27. Oktober 2016, Chemnitz/Flowpo

Hot Ferkel hat frei (357)


Szene & Auftritt Fürst Fedja, Doctor Pichelstein: Beginn einer Unterhaltung am Tourauto, abgestellt in der Merseburger. Pichelstein raucht. Fedja sucht (immer irgendwas).

 

Kameraschwenk in ein Büro der obersten Etage, in dem sogenanntes „Kreatives Chaos“ vorherrscht, Kamera fängt Bulbash-Flaschen ein, Tippgeräusche auf einer PC-Tastatur. Doctor Makarios beantwortet eine Konzertanfrage, liest laut vor:

 

„Ja, es stimmt, dass im Tourkalender noch einige Tage freigehalten werden, aber auch die Doctors müssen mal freigehalten werden“.

 

Schwenk durchs offene Fenster nach draußen, Close-up: Ein Hotdog fällt zu Boden und stirbt in einer Senflache. Straßenlärm wummert die Karl-Heine auf und ab.

 

Schwenk, langsam, 45 Grad gen Ost: ein altes Mädchen fährt einen Kinderwagen spazieren. Aus dem Wagen ragen Bierflaschen. Es grüßt, Fedja kramt in seinen Taschen, grüßt zurück, man kennt sich. Pichelstein raucht.

 

Stimme aus dem Off: Ganz bald steigen die Helloweenparties. Auf Leipziger Straßenmöblierungen wird ein sich damit schmückender Nachtclub beworben. Freizügig präsentieren drei Damen kinoeske Herrenwelten. Dirty Cindy hat Dienst. Nasty Kitty und Bad Barby, zwei People of Color.

 

Zwischenszene, bevor sich Fedja und Pichelstein unterhalten: Verzweifelt versuchen zwei junge Mädchen mit Hannover-Dialekt (also Null-Dialekt) in die Pension des NBL zu gelangen. Eines schreit in ein mit Spongebobs verklebtes Smartphone, eines saugt hastig an einer Dose Red Bull.

 

Dialog der beiden Mädchen:

1: „Warum tust du das?“

2: „Im Forum von The Better Berlin stand: In Leipzig ist Red Bull total tricky-in.
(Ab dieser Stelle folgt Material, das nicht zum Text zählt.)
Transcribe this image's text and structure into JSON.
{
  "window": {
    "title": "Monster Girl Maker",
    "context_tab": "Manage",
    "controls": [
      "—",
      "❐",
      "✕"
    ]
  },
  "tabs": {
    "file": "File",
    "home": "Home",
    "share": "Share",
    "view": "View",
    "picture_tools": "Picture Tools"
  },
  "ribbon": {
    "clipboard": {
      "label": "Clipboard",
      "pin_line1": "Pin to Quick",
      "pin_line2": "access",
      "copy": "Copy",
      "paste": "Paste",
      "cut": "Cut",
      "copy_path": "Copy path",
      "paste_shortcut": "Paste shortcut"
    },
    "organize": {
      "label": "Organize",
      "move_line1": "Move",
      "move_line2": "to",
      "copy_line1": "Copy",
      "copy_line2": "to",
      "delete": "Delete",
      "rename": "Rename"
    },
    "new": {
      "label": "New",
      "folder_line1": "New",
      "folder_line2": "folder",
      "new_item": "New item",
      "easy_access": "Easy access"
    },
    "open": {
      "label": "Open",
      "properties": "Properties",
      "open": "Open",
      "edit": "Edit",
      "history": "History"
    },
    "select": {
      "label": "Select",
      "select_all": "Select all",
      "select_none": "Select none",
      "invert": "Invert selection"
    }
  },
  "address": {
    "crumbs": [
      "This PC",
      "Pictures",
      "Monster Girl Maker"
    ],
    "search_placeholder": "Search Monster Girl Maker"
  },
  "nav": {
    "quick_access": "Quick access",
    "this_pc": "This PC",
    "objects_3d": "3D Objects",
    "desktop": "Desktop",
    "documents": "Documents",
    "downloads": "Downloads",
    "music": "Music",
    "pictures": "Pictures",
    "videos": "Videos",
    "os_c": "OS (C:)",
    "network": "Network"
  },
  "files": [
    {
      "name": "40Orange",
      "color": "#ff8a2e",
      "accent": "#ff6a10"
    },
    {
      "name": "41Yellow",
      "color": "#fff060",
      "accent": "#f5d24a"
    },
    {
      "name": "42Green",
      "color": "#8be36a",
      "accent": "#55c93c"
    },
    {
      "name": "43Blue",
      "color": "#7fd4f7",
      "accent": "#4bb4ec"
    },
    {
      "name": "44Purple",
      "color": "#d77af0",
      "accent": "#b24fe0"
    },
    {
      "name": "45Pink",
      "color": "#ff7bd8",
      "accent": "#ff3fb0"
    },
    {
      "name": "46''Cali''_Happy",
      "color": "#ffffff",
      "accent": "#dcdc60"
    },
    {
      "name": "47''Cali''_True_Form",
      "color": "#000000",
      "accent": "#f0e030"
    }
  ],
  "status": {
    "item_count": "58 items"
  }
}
OMG!"

 

3-Sekunden-Einspieler: „Nur ein Leutzscher…“ & „Das kann doch einen Lok-Fan nicht erschüttern…“

Blende, Dialog Fedja, Pichelstein, zwischendrin: erstauntes Nicken der Probanden.

 

F: „Wie, People of Color?“

P: „PoC ist die brandfrisch politisch korrekte Bezeichnung für Mensch***Innen aller Hautfarb***Innen und Stern***Innen in vielen Wörtern... das mal ich dir gleich mal auf... symbolisier***Innen, so wurde es unweit der letzten Campus-Demo, Motto: +++ Kant war kein Aufklärer, Kant war ein Faschist +++ erörtert, das drittmögliche Geschlecht. Keines darf unterdrückt, verschwiegen werden. Es könnte sich ja etwa bei Bad Barby… sicher weiß das keiner…. um Mann, um Frau oder um eine Transitionierende, resp. Nichtbinärin handeln. „Transgender“ darf indes nicht gesagt werden, das ist schon wieder total kantig, resp. faschistisch.“

F:„Und Hot Ferkel? Was ist mit der?“

P:„Die hat Uni und Helloween frei“.

F:„Aha.“

P„Dann lass uns mal nach Chemnitz fahren“.

F„Geht nicht, ich hab das Navi zuhause vergessen“.

 

Abgang Fürst Fedja, Doctor Pichelstein. Doctor Makarios erscheint im Bild, brummt: „Ich hab Hunger“.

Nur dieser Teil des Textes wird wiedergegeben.